La réforme des rythmes scolaires a satisfait comme elle a mécontenté, la situation n'est pas homogène et ne tend pas à l'être, c'est un constat. Un rapport de mon ministère, publié ce matin, établit que deux-tiers des élèves ne participent pas à des activités périscolaires, que le ressenti des familles est globalement négatif mais aussi que plus de 40 % des collectivités ont opté pour la libération d'un après-midi par semaine. Quant à l'impact sur les apprentissages, il reste à évaluer. Vous l'avez aussi écrit dans votre rapport, monsieur Carle, les réalités sont connues.
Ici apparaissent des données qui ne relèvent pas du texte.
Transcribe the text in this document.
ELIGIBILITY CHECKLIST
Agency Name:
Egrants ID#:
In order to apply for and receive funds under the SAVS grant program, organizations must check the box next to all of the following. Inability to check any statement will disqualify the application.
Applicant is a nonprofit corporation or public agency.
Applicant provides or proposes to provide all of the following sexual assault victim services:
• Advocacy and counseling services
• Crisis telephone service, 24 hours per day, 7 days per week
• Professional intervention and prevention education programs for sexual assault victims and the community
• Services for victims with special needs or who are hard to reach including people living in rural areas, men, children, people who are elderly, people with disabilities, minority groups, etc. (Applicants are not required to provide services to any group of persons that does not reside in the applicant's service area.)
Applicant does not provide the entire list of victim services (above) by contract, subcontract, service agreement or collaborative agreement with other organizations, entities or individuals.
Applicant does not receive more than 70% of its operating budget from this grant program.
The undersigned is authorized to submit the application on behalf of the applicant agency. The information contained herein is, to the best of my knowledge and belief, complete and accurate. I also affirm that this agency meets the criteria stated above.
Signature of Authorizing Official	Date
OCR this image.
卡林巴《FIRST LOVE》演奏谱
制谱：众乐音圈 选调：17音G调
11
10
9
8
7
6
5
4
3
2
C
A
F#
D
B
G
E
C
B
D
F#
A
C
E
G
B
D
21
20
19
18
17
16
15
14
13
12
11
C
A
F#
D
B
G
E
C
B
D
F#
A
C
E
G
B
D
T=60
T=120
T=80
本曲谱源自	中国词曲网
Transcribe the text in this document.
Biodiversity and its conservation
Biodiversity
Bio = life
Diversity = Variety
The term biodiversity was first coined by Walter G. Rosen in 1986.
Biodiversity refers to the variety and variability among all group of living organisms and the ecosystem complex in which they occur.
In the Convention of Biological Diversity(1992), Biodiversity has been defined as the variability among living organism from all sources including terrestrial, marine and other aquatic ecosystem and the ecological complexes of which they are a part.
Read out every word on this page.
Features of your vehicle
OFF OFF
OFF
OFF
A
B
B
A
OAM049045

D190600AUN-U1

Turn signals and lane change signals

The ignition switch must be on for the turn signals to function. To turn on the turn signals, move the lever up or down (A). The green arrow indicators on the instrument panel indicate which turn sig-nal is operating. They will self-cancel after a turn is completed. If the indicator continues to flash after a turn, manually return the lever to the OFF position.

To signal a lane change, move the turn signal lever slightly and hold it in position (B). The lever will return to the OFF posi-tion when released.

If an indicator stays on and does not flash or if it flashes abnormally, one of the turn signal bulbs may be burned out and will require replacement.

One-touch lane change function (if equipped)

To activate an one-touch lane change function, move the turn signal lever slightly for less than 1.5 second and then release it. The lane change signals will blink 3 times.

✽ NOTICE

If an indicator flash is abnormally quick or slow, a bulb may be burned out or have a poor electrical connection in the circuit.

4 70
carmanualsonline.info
Avec la possibilité de déroger à la réforme de 2013, il continuera d'y avoir des écoles à quatre jours et d'autres à quatre jours et demi, selon les choix locaux, il n'y aura pas d'injonction verticale ; ce que nous voulons, c'est que les choix soient faits localement et que les communautés éducatives en soient satisfaites.

Je rappelle qu'aucune étude ne démontre la supériorité de la semaine de quatre jours et demi sur la semaine de quatre jours, ni l'inverse. La qualité des activités périscolaires et leur lien avec l'activité scolaire compte également.

Des progrès importants ont été accomplis ces cinq dernières années, nous voulons conserver ce qui marche et améliorer ce qui ne marche pas. Cela suppose de conserver l'organisation en quatre jours et demi là où elle donne satisfaction et permettre, sur la base la plus consensuelle possible, une organisation sur quatre jours là où existe une demande locale, , tout en veillant à la qualité des activités périscolaires, en particulier dans le cadre des projets éducatifs territoriaux (PEDT) : ils sont encore souvent trop formels, nous sommes prêts à nous mobiliser pour contribuer à améliorer leur qualité, la complémentarité de mes compétences ministérielles - qui incluent la politique de la jeunesse - facilitera cette mobilisation pour la qualité.

Les quatre mesures que je vous ai présentées sont significatives de premières évolutions de notre système. Elles sont respectueuses de ce qui marche et attentives à ce qui ne marche pas ; elles se fondent sur la confiance dans les acteurs ; elles ouvrent la voie à d'autres mesures, pour lutter contre les inégalités dès le plus jeune âge : ce doit être un sujet d'union de la société française. La Haute-Assemblée sait créer de l'union sur des enjeux de long terme pour l'union de notre société - et je formule le voeu, avec optimisme, que nous y parvenions.